Releasing Sigil
Sigil releases are automatic promotions of commits that pass the required quality gate on main. A release is not defined by a successful source build. It is defined by five validated archives, their canonical manifest, and their checksums.
Required Quality Gate
Run the same gate locally that CI uses:
pnpm sigil:quality
The gate checks Rust formatting and compiler tests, CLI and release schemas, repo invariants, every registered first-party Sigil suite, integration tests, website builds, and source-tree packaging. Every check in this command is a release blocker.
Project test directories are registered in projects/testAllRunner/quality-gate.json. The test-registration repo-audit check rejects unregistered, stale, duplicate, or unexplained entries. An exemption records that a suite runs through another required phase; it does not make that suite optional.
Candidate Construction
After CI succeeds for a push to main, the release workflow derives the canonical timestamp version from that commit and builds these required targets:
darwin-arm64darwin-x64linux-arm64linux-x64windows-x64
Each archive contains the executable, bundled language root, Node runtime helpers and platform-native dependencies, license, and release readme. Windows also contains its required Z3 runtime DLLs.
The workflow extracts every archive outside the checkout.

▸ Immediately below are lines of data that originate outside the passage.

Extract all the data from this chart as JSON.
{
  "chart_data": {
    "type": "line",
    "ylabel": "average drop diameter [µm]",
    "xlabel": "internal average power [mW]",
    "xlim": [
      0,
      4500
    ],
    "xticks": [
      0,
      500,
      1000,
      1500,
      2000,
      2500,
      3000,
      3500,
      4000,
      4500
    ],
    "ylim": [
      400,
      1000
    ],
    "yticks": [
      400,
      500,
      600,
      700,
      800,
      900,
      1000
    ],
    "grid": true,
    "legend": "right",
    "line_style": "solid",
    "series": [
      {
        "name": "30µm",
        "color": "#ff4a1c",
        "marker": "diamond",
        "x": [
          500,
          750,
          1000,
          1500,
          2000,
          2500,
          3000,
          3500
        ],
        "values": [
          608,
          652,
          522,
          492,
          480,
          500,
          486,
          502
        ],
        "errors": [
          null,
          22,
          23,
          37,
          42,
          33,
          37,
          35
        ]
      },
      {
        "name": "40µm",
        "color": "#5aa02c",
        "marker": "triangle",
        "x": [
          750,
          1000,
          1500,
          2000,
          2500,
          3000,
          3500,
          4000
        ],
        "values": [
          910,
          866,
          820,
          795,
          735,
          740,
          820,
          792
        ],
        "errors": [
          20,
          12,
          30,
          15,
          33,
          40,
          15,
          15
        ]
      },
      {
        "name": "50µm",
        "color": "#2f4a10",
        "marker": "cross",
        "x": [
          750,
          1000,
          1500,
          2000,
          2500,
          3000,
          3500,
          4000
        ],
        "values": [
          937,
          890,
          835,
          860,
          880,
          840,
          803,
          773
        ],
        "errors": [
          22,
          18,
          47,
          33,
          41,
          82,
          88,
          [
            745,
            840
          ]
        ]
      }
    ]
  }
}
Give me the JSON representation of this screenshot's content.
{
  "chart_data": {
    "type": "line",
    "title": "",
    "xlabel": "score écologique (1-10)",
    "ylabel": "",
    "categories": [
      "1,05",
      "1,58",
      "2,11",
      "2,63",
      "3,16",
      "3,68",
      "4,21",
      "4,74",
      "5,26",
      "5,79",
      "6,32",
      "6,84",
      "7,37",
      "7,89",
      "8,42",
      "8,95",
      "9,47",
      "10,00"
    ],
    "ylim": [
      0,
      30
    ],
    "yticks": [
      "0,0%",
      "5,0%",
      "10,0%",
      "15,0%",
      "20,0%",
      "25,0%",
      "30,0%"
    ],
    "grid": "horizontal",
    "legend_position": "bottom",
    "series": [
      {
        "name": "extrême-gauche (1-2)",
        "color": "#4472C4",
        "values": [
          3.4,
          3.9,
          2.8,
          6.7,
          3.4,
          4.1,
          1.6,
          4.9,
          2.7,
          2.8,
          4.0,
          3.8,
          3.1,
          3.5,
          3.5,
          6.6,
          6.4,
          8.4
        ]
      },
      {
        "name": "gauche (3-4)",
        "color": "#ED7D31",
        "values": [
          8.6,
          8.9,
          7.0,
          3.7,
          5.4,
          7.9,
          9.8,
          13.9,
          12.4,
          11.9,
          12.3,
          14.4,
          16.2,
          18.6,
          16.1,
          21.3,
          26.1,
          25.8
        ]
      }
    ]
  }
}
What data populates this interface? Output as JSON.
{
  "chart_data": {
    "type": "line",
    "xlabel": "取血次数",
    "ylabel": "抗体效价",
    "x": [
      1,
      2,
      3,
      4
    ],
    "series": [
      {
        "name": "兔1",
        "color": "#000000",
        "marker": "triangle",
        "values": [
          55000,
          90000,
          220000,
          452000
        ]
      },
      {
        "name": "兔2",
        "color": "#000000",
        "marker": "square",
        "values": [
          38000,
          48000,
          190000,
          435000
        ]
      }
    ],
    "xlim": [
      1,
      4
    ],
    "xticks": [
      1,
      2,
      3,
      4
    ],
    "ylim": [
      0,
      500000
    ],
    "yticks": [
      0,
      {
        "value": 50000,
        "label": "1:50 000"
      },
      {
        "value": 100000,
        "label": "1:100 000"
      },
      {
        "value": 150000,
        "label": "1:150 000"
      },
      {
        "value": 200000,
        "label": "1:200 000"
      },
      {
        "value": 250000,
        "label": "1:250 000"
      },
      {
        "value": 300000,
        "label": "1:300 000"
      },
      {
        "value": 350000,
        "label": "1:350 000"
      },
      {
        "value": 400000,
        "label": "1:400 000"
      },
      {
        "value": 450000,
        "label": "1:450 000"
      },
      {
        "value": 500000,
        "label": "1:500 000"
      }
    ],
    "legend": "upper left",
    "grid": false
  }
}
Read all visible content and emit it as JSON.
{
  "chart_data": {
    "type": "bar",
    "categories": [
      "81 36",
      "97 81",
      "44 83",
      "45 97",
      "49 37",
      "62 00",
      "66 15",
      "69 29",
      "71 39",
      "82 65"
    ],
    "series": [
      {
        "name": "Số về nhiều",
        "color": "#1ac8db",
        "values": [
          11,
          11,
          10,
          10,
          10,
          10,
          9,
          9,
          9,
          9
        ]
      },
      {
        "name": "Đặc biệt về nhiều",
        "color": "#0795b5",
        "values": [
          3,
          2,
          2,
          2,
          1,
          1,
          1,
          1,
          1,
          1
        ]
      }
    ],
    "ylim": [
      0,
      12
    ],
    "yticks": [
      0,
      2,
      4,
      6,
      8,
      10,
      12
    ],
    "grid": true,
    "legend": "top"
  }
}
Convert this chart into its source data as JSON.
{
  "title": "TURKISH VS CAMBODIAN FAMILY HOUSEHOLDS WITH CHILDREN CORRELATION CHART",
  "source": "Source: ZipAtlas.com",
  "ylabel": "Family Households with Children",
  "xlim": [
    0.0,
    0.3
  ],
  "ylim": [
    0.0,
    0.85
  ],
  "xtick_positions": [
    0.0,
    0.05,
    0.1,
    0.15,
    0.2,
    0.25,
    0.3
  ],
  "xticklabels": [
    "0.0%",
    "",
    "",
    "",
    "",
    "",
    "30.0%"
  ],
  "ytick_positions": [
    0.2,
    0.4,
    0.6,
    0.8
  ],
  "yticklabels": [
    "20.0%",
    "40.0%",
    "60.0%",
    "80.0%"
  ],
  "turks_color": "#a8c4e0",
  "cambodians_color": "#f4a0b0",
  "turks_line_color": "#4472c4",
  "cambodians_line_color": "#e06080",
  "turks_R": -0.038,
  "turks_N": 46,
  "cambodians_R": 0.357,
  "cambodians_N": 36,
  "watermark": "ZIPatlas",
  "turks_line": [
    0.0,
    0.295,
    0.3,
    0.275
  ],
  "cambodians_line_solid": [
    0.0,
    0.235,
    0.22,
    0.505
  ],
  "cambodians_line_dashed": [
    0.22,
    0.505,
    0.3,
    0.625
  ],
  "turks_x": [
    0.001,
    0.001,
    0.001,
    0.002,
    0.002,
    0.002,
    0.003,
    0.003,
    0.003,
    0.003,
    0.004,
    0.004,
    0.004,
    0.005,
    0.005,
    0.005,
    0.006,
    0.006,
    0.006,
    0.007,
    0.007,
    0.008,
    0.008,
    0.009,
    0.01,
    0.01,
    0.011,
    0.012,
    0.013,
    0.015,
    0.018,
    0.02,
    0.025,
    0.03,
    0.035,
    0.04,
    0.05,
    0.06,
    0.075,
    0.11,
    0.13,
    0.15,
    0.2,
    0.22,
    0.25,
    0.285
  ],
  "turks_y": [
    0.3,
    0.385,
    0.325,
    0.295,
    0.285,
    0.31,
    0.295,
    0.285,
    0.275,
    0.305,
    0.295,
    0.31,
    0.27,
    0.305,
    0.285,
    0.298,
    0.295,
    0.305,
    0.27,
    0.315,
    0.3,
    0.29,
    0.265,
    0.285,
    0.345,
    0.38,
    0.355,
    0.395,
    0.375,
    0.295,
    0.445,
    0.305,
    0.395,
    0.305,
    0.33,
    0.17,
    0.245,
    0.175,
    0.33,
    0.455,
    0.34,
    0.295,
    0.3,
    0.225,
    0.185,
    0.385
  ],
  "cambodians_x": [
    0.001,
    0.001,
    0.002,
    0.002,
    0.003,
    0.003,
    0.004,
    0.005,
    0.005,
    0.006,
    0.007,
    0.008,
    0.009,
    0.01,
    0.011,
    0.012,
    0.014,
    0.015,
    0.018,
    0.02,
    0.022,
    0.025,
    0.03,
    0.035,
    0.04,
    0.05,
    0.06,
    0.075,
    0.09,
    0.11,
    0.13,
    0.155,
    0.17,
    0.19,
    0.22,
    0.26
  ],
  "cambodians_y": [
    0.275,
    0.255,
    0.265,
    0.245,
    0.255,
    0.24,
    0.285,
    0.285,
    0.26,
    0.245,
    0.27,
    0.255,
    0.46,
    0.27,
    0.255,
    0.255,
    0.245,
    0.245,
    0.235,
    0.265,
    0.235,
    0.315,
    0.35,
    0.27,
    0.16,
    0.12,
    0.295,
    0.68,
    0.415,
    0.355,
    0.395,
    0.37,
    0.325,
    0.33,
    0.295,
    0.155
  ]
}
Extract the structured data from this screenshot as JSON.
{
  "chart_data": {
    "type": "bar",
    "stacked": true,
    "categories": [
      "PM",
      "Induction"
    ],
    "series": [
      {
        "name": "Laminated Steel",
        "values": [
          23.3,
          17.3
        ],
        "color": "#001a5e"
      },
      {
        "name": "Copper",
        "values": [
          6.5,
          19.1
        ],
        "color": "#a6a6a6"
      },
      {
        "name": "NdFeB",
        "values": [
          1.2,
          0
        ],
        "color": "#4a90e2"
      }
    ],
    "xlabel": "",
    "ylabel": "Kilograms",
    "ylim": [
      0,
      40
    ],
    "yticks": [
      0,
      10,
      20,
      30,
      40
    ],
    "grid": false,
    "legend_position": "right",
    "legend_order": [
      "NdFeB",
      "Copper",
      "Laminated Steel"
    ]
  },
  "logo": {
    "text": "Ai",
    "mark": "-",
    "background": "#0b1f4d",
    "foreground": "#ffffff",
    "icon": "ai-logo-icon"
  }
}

It verifies bundled files and then uses the extracted executable for --version, capabilities, init, inspect codegen, compile, test, and run. It also compiles and executes a PTY-backed test fixture so a source-tree fallback cannot hide a missing runtime bundle.
Manifest and Checksums
All five binaries must return the same canonical sigil capabilities response. Only then does the workflow generate:
release-manifest.json, conforming to
language/spec/release-manifest.schema.json
SHA256SUMS, covering the manifest and every platform archive
The manifest contains no generation time. Its source identity, compiler capabilities, platform order, archive sizes, and hashes are deterministic for a given candidate artifact set.
Verify a downloaded release with:
sha256sum -c SHA256SUMS
On macOS, use shasum -a 256 against the individual entries if GNU sha256sum is not installed.
Publication
No tag or public release is created until candidate validation finishes. The workflow creates the GitHub release for the exact commit and uploads the five archives, manifest, and checksums together.
Published assets are immutable by workflow policy:
- the workflow never uses asset clobbering
- an exact rerun is a no-op
- a matching version with different commit or metadata is a hard failure
- an incomplete draft may be deleted and rebuilt before publication
- concurrent older releases cannot replace a newer release as
Latest
GitHub archives are the authoritative distribution. Website deployment and Homebrew tap publication do not determine whether a GitHub release is valid.
Homebrew Channel
Publishing a GitHub release triggers the independent Homebrew workflow. It downloads the published assets, verifies SHA256SUMS, generates the formula with the released Sigil binary, performs a real formula install and test, and only then updates the tap.
The workflow can be retried manually with a published version. A stale retry never replaces a newer tap formula. If the deploy key is unavailable, the GitHub release remains valid and the tap stays at its last verified version.
Rollback
Before publication, discard a failed candidate or draft and rerun the workflow. Do not publish a partial artifact set.
After publication, do not overwrite or delete the released tag or assets. Revert or fix the fault on main; the successful corrective commit receives a new timestamp version. Until then, restore the tap to the last known-good formula if Homebrew users would otherwise receive the affected release.
Document the reason in the affected release notes and in the corrective commit. The old manifest must remain available so existing downloads stay auditable.
Trust Boundary
Release manifest v1 provides deterministic metadata and SHA-256 integrity. It does not claim bit-for-bit reproducible builds, artifact signing, or build provenance attestations.